A random forest is an ensemble method in machine learning. It works by:
- Training multiple decision tree classifiers on different random subsets of the training data.
- Obtaining predicted class from all the trees.
- The class with the most votes is the ensembles prediction.
In ensemble learning, what is meant by a Hard Voting Classifier?
- Predictions from an ensemble of classifiers are aggregated.
- The class which is outputted by the majority of classifiers is taken as the ensembles choice of class.
For example, say an ensemble of 4 classifiers are asked to predict the risk of a bank transaction, and 3 out of the 4 classify it as high-risk, then this is the majority vote and will be taken as the ensembles prediction.
Theoretically, what are the conditions for ensembles to produce the highest accuracy?
Conditions:
- All classifiers are perfectly independent.

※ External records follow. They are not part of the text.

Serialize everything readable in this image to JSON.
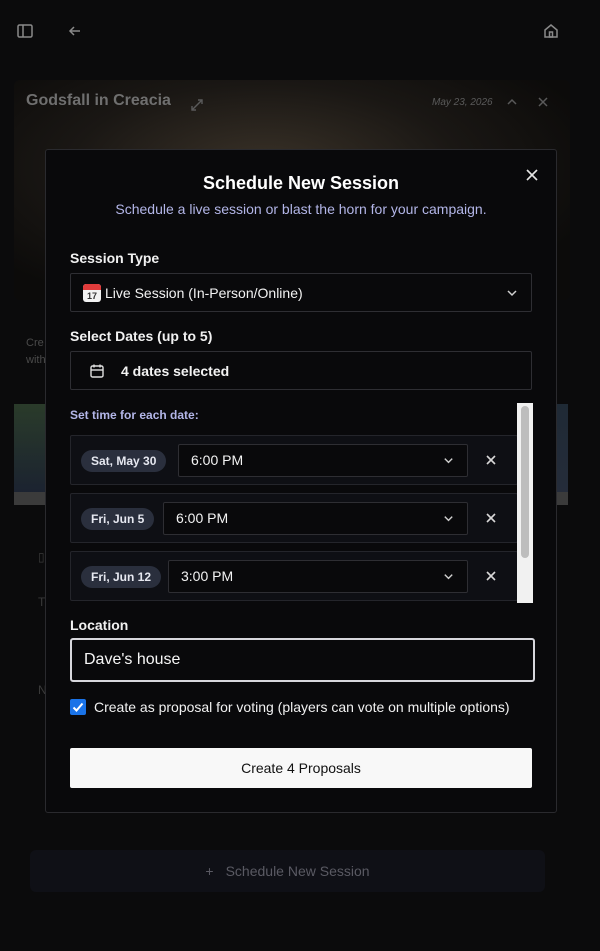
{
  "background": {
    "campaign_title": "Godsfall in Creacia",
    "date": "May 23, 2026",
    "cre_text_1": "Cre",
    "cre_text_2": "with",
    "bottom_button_label": "Schedule New Session"
  },
  "modal": {
    "title": "Schedule New Session",
    "subtitle": "Schedule a live session or blast the horn for your campaign.",
    "session_type_label": "Session Type",
    "session_type_value": "Live Session (In-Person/Online)",
    "session_type_emoji_day": "17",
    "select_dates_label": "Select Dates (up to 5)",
    "dates_selected": "4 dates selected",
    "set_time_label": "Set time for each date:",
    "date_rows": [
      {
        "date": "Sat, May 30",
        "time": "6:00 PM"
      },
      {
        "date": "Fri, Jun 5",
        "time": "6:00 PM"
      },
      {
        "date": "Fri, Jun 12",
        "time": "3:00 PM"
      }
    ],
    "location_label": "Location",
    "location_value": "Dave's house",
    "proposal_checkbox_label": "Create as proposal for voting (players can vote on multiple options)",
    "proposal_checked": true,
    "submit_label": "Create 4 Proposals"
  },
  "colors": {
    "accent_text": "#b3b6e8",
    "checkbox": "#1a73e8",
    "primary_button": "#f8f8f8"
  }
}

- All classifiers make uncorrelated errors.
Why are the theoretical conditions for optimal ensemble predictions never met in practice?
Ensemble models are trained on the same data so will make similar errors.

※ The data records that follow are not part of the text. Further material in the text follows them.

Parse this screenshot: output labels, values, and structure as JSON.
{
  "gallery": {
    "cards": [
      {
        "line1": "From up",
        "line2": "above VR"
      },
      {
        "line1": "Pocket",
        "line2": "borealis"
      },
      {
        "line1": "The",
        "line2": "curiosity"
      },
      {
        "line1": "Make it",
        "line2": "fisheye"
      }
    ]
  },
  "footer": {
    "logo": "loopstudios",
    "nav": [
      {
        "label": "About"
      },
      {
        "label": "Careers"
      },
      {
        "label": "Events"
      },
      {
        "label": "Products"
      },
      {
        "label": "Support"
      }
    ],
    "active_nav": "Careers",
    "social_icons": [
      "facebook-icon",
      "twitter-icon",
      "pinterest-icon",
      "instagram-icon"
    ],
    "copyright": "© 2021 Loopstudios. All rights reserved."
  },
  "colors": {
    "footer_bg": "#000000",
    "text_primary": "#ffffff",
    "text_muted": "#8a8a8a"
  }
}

How can we reduce the similarity between the errors made by models in the ensemble?
Use very different types of algorithms in the ensemble.
In practice, how can you create a VotingClassifier in python?
- Use Scikit Learns VotingClassifier method.
What is soft voting in ensemble learning?
When using classifiers that predict class probabilities, soft voting averages the probabilities from all classifiers and the ensemble prediction is the class with the highest average probability.
Why can soft voting outperform hard voting?
Soft voting can give more weight to highly confidence votes, where as hard voting can only take the majority class.
What is bagging in ensemble learning?
Bagging (short for bootstrap aggregation) refers to the method of ensemble learning where the ensemble is created using one type algorithm and multiple samples of the training data to create multiple predictors.
- The training algorithm is trained on random subsets of the data in the training set.
- Each random subset creates one predictor algorithm.
- The random sampling of the dataset is performed with replacement.
What is pasting?
Pasting is the same as bagging but the training data is randomly sampled without replacement.
What is the ensemble prediction from bagging or pasting?
The aggregate of predictions from all of the predictors:
- Statistical mode for classification.
- Statistical mean for regression.
What is the benefit of using bagging or pasting?
- The individual predictors have higher bias than if they were trained on the full dataset.
- Aggregation reduces bias and the variance.
- The end result typically has lower bias and variance than a single predictor trained on the full training set.
What is the Random Patches method in bagging?
The Random Patches method refers to sampling both the training instances (random subsets of the training data) and randomly sampling which features to use from the dataset.
What is the Random Subspaces method?
This is similar to Random Patches, however only the features are randomly sampled, the training instances are kept the same.
What does Boosting refer to?
Boosting refers to an ensemble method that can combine several weak learners into a strong learner. The general idea of most boosting algorithms is to train successive predictors and try to correct its predecessor.